SONiA disappear fear: Jody and I had a dream to write a musical together. We were both paralyzed with sadness when we read about these two young Catholic women ages 19 and 17 that committed suicide by suffocating themselves to death inside a car in Pennsylvania. They left a note that said, “Although we know it is a crime to love each other on Earth, we can not live apart, so maybe in heaven there will be a place for us.” Jody tried to script this story, but it was too depressing. So she wrote a funny play and I loved it and thought, “Yes, it can sing.” So then I wrote the songs. This was over a 10 year period, with a bunch of revisions in the script and the songs. The musical was chosen in Ten Best of Baltimore Playwrights Production for a one scene presentation, and then chosen by the Kennedy Center for Best New Plays in America in September 2018. This was the same place that Hamilton got its start. So Miriam was on the board at Festival Productions and they chose to present a workshop version of “Small House, No Secrets” last spring at Fells Point Community Theatre in Baltimore.
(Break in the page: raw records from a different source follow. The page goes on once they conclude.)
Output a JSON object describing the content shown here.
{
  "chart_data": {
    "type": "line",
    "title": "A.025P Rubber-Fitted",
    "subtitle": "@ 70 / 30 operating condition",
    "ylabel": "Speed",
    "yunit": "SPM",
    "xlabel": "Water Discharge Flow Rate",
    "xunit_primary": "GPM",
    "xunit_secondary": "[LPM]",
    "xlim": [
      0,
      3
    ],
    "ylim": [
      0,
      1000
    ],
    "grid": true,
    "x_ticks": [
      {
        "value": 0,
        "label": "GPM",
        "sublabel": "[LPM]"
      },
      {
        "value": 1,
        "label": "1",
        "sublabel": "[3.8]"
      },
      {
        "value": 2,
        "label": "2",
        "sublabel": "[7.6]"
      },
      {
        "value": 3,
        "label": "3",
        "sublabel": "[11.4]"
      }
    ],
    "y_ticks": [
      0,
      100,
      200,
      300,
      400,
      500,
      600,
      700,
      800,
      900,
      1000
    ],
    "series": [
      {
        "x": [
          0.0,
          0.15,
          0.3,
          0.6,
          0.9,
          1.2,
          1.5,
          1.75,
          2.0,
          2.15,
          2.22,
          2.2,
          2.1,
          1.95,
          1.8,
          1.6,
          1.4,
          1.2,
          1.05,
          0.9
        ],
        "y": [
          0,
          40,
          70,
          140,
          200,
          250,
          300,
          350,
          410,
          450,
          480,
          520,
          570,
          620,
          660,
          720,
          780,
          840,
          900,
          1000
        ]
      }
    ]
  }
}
Since then it is being considered by Signature Theatre in DC, and in Honolulu and North Carolina.

weird: Bruce Springsteen is one of your huge musical influences. How important is it personally to you today to not only create music but to listen to the music of other musicians yourself and what is it doing to you?

SONiA disappear fear: Yes, it is true I am a huge Springsteen fan. His struggles are inspiring to so many of us who also are struggling. I think it is paramount to listen to today’s music, but I don’t think it is necessary to copy it. I never copied the music of the day in the past and I don’t intentionally do now either. I enjoy some of it and some of it doesn’t reach out to me. But life keeps moving forward, and to be connected to one another is good. It makes a better quality of life for all of us, and that’s the world I want to live in and want my nieces and nephews to thrive in.

weird: In April 2020 you will be on tour in Germany presenting new and old songs of you. (Update: The Tour is postponed to Fall 2020 and next year!) You have a German fan base here. How and when did that come and what kind of relation do you have to Germany and your German fans?

SONiA disappear fear: I love Germany and my German fans, some of whom now are close friends. I was asked to perform with the SONiA Santa Cruz Guitar signature model at Musikmesse in Frankfurt in 2008, and so I did. People would ask me where they could see me perform and I would try to step out, but I didn’t know German. Then by accident this guy Heinz came to see me perform at the Acoustic Stage at Musikmesse, and then he bought some CDs. The next year he also came to see me play and asked if he could do a video of my concert. We agreed and after the performance he asked where he could see me perform in Germany. I asked him, “Where should I be performing?” So Heinz said, “I think we have a little jazz series in my town. I will see if you can perform there next year.” And so it began. Heinz became the club president and booked me, and then other clubs asked how did he get me to perform at his club. Being so articulate in English and Deutsch, Heinz Haberzettl, the nuclear physicist, has become my booking agent in Germany and a dear friend, too.

But this year because of Covid-19, the tour is completely canceled. I will be inside with my wife for the next weeks until the city, country and world open up again. It is spring and my house has a lot of windows, so I will take long walks in the spring sunshine. We have decided to do a live concert to honor each show that I will miss this spring. There are coincidentally also 19 concerts. We call this non-tour tour 19 Digital Acts of Kindness Concerts starring SONiA disappear fear. It will be available on Facebook live for free. The first one will be on April 2 at 20 hr German time. In the meantime Heinz and the clubs are working to reschedule my concerts in Germany for October and November 2020 and February 2021.

Also coming up are two other big things. I just recorded a song about climate change that will be released on Earth Day, April 22, 2020, called Ghost of the Kangaroo. Also this June disappear records will release a compilation album (CD, vinyl + digital) called Love Out Loud, celebrating love in the LGBT community with songs from various titles over the years of my career.